60Ce problème ne concerne pas les écrans car, contrairement à ce qui s’est passé pour la campagne de Vavoua, nous avons distribué moins de matériel par paysan et ce matériel est resté localisé dans la propriété de la personne, donc moins exposé au vol22.
61Les pièges « Vavoua » ont eu à subir des « agressions » inévitables :
- souvent placés près des routes, ils furent vite recouverts de poussière du fait du passage des véhicules, quand ils n’étaient pas renversés ;
- le tulle moustiquaire, comme d’habitude et compte tenu de la forte pluviosité durant la campagne – même en saison dite sèche-, a rapidement verdi ; en outre le rayonnement solaire a aussi très vite « grillé » les fibres.

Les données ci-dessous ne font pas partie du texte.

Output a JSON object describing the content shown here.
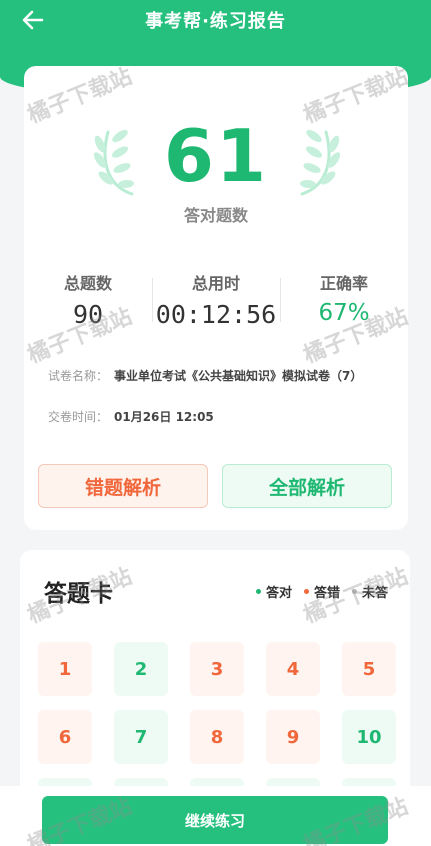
{
  "header": {
    "title": "事考帮·练习报告",
    "back_icon": "arrow-left-icon"
  },
  "result": {
    "score": "61",
    "score_label": "答对题数",
    "stats": [
      {
        "label": "总题数",
        "value": "90"
      },
      {
        "label": "总用时",
        "value": "00:12:56"
      },
      {
        "label": "正确率",
        "value": "67%"
      }
    ],
    "paper_label": "试卷名称：",
    "paper_name": "事业单位考试《公共基础知识》模拟试卷（7）",
    "submit_label": "交卷时间：",
    "submit_time": "01月26日  12:05",
    "wrong_analysis_label": "错题解析",
    "all_analysis_label": "全部解析"
  },
  "answer_sheet": {
    "title": "答题卡",
    "legend": [
      {
        "label": "答对",
        "color": "#1fb872"
      },
      {
        "label": "答错",
        "color": "#f0673c"
      },
      {
        "label": "未答",
        "color": "#bbbbbb"
      }
    ],
    "questions": [
      {
        "num": "1",
        "status": "wrong"
      },
      {
        "num": "2",
        "status": "right"
      },
      {
        "num": "3",
        "status": "wrong"
      },
      {
        "num": "4",
        "status": "wrong"
      },
      {
        "num": "5",
        "status": "wrong"
      },
      {
        "num": "6",
        "status": "wrong"
      },
      {
        "num": "7",
        "status": "right"
      },
      {
        "num": "8",
        "status": "wrong"
      },
      {
        "num": "9",
        "status": "wrong"
      },
      {
        "num": "10",
        "status": "right"
      }
    ]
  },
  "footer": {
    "continue_label": "继续练习"
  },
  "watermark": "橘子下载站",
  "colors": {
    "brand_green": "#26c07e",
    "correct": "#1fb872",
    "wrong": "#f0673c"
  }
}
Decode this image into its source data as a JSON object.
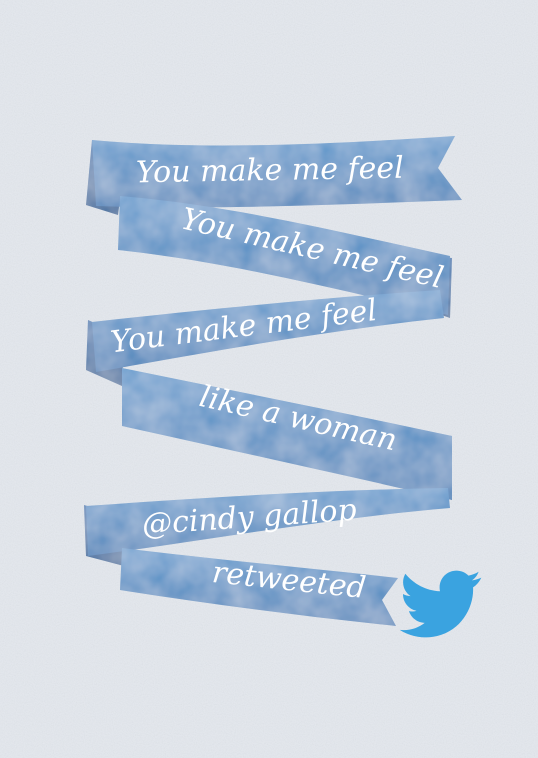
{
  "ribbon": {
    "lines": [
      "You make me feel",
      "You make me feel",
      "You make me feel",
      "like a woman",
      "@cindy gallop",
      "retweeted"
    ]
  },
  "colors": {
    "background": "#e4e8ee",
    "ribbon_front": "#4e8ac0",
    "ribbon_back": "#336fa7",
    "ribbon_shadow": "#2a5f93",
    "text": "#ffffff",
    "twitter_bird": "#3aa3e0"
  },
  "icons": [
    "twitter-bird-icon"
  ]
}
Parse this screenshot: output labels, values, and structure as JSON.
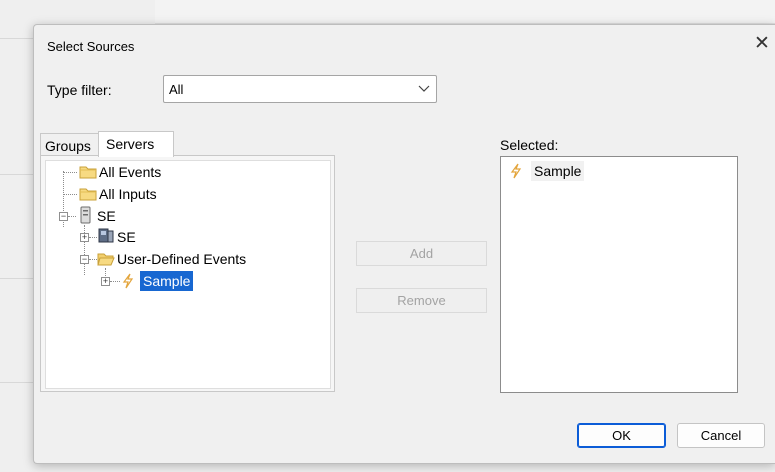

62Mais ils ont aussi subi les agressions humaines :
- dégradations à coup de machette, de pierre ou brûlures avec des cigarettes ;
- plusieurs exemplaires volés par des villageois sans que nous sachions à quoi ils pouvaient être destinés. Les placer au campement ou au point d’eau était trop risqué car trop visible. Récupérer les tissus ne sert pas à grand-chose, car les différents morceaux sont trop petits pour être réutilisés. Nous pouvons donc supposer que les vols étaient motivés par la récupération des parties métalliques, le cercle en fil de fer inoxydable et le piquet en fer à béton, tous deux utilisables discrètement.
63Cela dénote de la part de la population, et ce n’est pas spécifique à Sinfra, une mauvaise prise de conscience de l’intérêt des pièges. Peut-on en accuser les ASC ? C’est difficile car même si la sensibilisation a été bien faite au niveau villageois, il reste toujours quelques « irréductibles » pour commettre ces vols. Et l’on ne pouvait pas demander aux ASC de surveiller en permanence le matériel.
Notes de bas de page
19 Lors de la campagne de Vavoua, les distributeurs d’écrans les plus timides donnaient généralement plus d’écrans que les autres.
20 Dans cette zone d’évaluation permanente – située au cœur de la zone de lutte –, les captures ont été faites chaque mois avec 115 pièges disposés sur quatre circuits : un dans le secteur nord et trois dans le secteur sud.
21 Les pièges installés l’étaient correctement, aux bons endroits, mais d’autres biotopes ont dû être oubliés : à partir de ces derniers, il pouvait donc y avoir une réinvasion permanente.
22 À Vavoua des écrans devaient être plantés le long des routes et des chemins, ce qui permettait à de nombreuses personnes, attirées par le tissu, de se servir sans risque.